Chi salta alcune partite per lavoro, salute, impegni familiari o altre necessità personali non può naturalmente essere equiparato a chi acquista il posto con l’obiettivo di rivenderlo o cederlo continuamente ai tifosi avversari.

 

Il possibile ruolo del Ticket Exchange

La soluzione più logica resta l’introduzione di un sistema ufficiale di Ticket Exchange.

L’abbonato impossibilitato a partecipare potrebbe liberare il proprio posto attraverso la piattaforma del Como. La società avrebbe così la possibilità di rimetterlo in vendita sui propri canali, controllando l’identità del nuovo acquirente ed evitando cessioni irregolari o speculazioni.

In questo modo il posto non resterebbe vuoto, il club potrebbe soddisfare almeno in parte la grande richiesta di biglietti e il titolare dell’abbonamento dimostrerebbe di aver comunicato correttamente la propria assenza.

Resta da stabilire se il tifoso riceverà una parte del ricavato, un credito, un voucher o un altro vantaggio.
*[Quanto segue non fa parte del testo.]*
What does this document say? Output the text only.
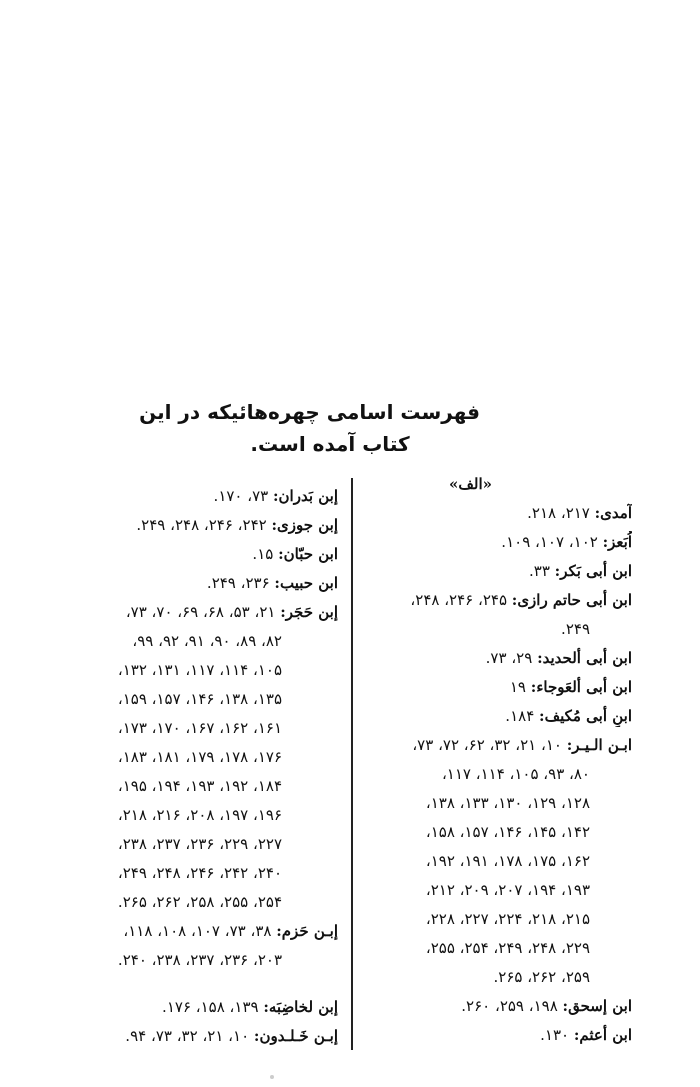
فهرست اسامی چهره‌هائیکه در این
کتاب آمده است.
«الف»
آمدی: ۲۱۷، ۲۱۸.
اُبَعز: ۱۰۲، ۱۰۷، ۱۰۹.
ابن أبی بَکر: ۳۳.
ابن أبی حاتم رازی: ۲۴۵، ۲۴۶، ۲۴۸،
۲۴۹.
ابن أبی ألحدید: ۲۹، ۷۳.
ابن أبی ألعَوجاء: ۱۹
ابنِ أبی مُکیف: ۱۸۴.
ابـن الـیـر: ۱۰، ۲۱، ۳۲، ۶۲، ۷۲، ۷۳،
۸۰، ۹۳، ۱۰۵، ۱۱۴، ۱۱۷،
۱۲۸، ۱۲۹، ۱۳۰، ۱۳۳، ۱۳۸،
۱۴۲، ۱۴۵، ۱۴۶، ۱۵۷، ۱۵۸،
۱۶۲، ۱۷۵، ۱۷۸، ۱۹۱، ۱۹۲،
۱۹۳، ۱۹۴، ۲۰۷، ۲۰۹، ۲۱۲،
۲۱۵، ۲۱۸، ۲۲۴، ۲۲۷، ۲۲۸،
۲۲۹، ۲۴۸، ۲۴۹، ۲۵۴، ۲۵۵،
۲۵۹، ۲۶۲، ۲۶۵.
ابن إسحق: ۱۹۸، ۲۵۹، ۲۶۰.
ابن أعثم: ۱۳۰.
إبن بَدران: ۷۳، ۱۷۰.
إبن جوزی: ۲۴۲، ۲۴۶، ۲۴۸، ۲۴۹.
ابن حبّان: ۱۵.
ابن حبیب: ۲۳۶، ۲۴۹.
إبن حَجَر: ۲۱، ۵۳، ۶۸، ۶۹، ۷۰، ۷۳،
۸۲، ۸۹، ۹۰، ۹۱، ۹۲، ۹۹،
۱۰۵، ۱۱۴، ۱۱۷، ۱۳۱، ۱۳۲،
۱۳۵، ۱۳۸، ۱۴۶، ۱۵۷، ۱۵۹،
۱۶۱، ۱۶۲، ۱۶۷، ۱۷۰، ۱۷۳،
۱۷۶، ۱۷۸، ۱۷۹، ۱۸۱، ۱۸۳،
۱۸۴، ۱۹۲، ۱۹۳، ۱۹۴، ۱۹۵،
۱۹۶، ۱۹۷، ۲۰۸، ۲۱۶، ۲۱۸،
۲۲۷، ۲۲۹، ۲۳۶، ۲۳۷، ۲۳۸،
۲۴۰، ۲۴۲، ۲۴۶، ۲۴۸، ۲۴۹،
۲۵۴، ۲۵۵، ۲۵۸، ۲۶۲، ۲۶۵.
إبـن حَزم: ۳۸، ۷۳، ۱۰۷، ۱۰۸، ۱۱۸،
۲۰۳، ۲۳۶، ۲۳۷، ۲۳۸، ۲۴۰.
إبن لخاضِبَه: ۱۳۹، ۱۵۸، ۱۷۶.
إبـن خَـلـدون: ۱۰، ۲۱، ۳۲، ۷۳، ۹۴.
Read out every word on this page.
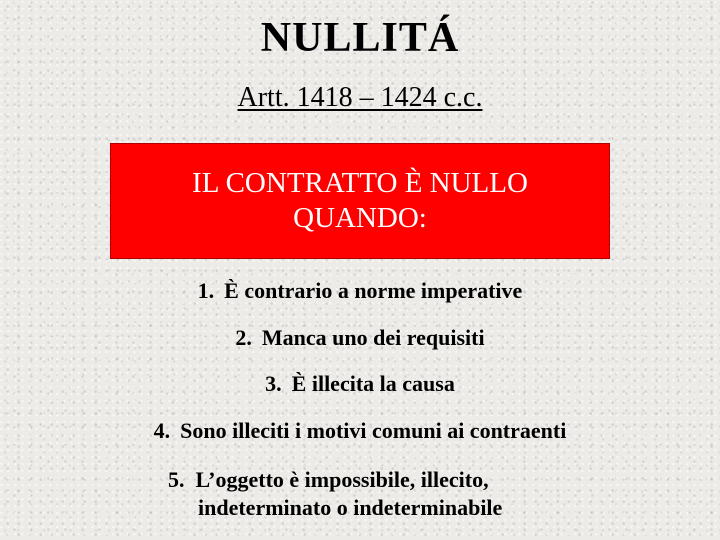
NULLITÁ
Artt. 1418 – 1424 c.c.
IL CONTRATTO È NULLO
QUANDO:
1. È contrario a norme imperative
2. Manca uno dei requisiti
3. È illecita la causa
4. Sono illeciti i motivi comuni ai contraenti
5. L’oggetto è impossibile, illecito,
indeterminato o indeterminabile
Ma soprattutto bisognerà capire se la semplice rimessa a disposizione del posto sarà sufficiente per considerare rispettato il numero minimo di presenze, anche nel caso in cui il biglietto non venga poi effettivamente rivenduto.

È probabile che proprio un sistema del genere rappresenti il vero punto di arrivo delle parole utilizzate da Suwarso: non obbligare il tifoso a essere materialmente presente in ogni occasione, ma chiedergli di liberare il posto quando sa di non poter partecipare.

 

Le risposte arriveranno con la campagna abbonamenti?

Lo stesso Suwarso ha annunciato ulteriori spiegazioni:

«Nei prossimi giorni continueremo a chiarire queste regole e rispondere alle domande più frequenti e fare in modo che tutti comprendano lo spirito di queste misure: garantire che gli abbonamenti e i posti al Sinigaglia siano destinati davvero a chi ama il Como e vuole sostenerlo».

Il chiarimento completo potrebbe arrivare proprio insieme alla nuova campagna abbonamenti, il cui lancio è atteso ormai da un momento all’altro.

Il Como aveva annunciato la vendita a partire dalla settimana del 3 agosto, senza indicare un giorno preciso. La comunicazione ufficiale potrebbe quindi arrivare nelle prossime ore oppure nel corso dei prossimi giorni.

Sarà probabilmente quello il momento in cui il club dovrà trasformare i principi generali in procedure concrete: numero minimo di presenze, possibilità di cessione, tutela dei settori di casa, diritto di rinnovo ed eventuale attivazione del Ticket Exchange.

 

Un punto, intanto, è definitivamente chiarito

L’obiettivo dichiarato dal Como è garantire che gli abbonamenti e i posti del Sinigaglia vengano utilizzati realmente da chi sostiene la squadra, contrastando bagarinaggio, cessioni improprie e presenze sistematiche di tifosi avversari nei settori di casa.

Le modalità devono ancora essere spiegate nei dettagli e sarà fondamentale che risultino semplici, trasparenti e sostenibili per tutti.

Un punto, però, è ormai definitivamente chiarito: nessuno perderà il proprio abbonamento durante la stagione perché avrà saltato più del numero di partite consentito.

L’eventuale conseguenza riguarderà esclusivamente il diritto di rinnovarlo nella stagione successiva.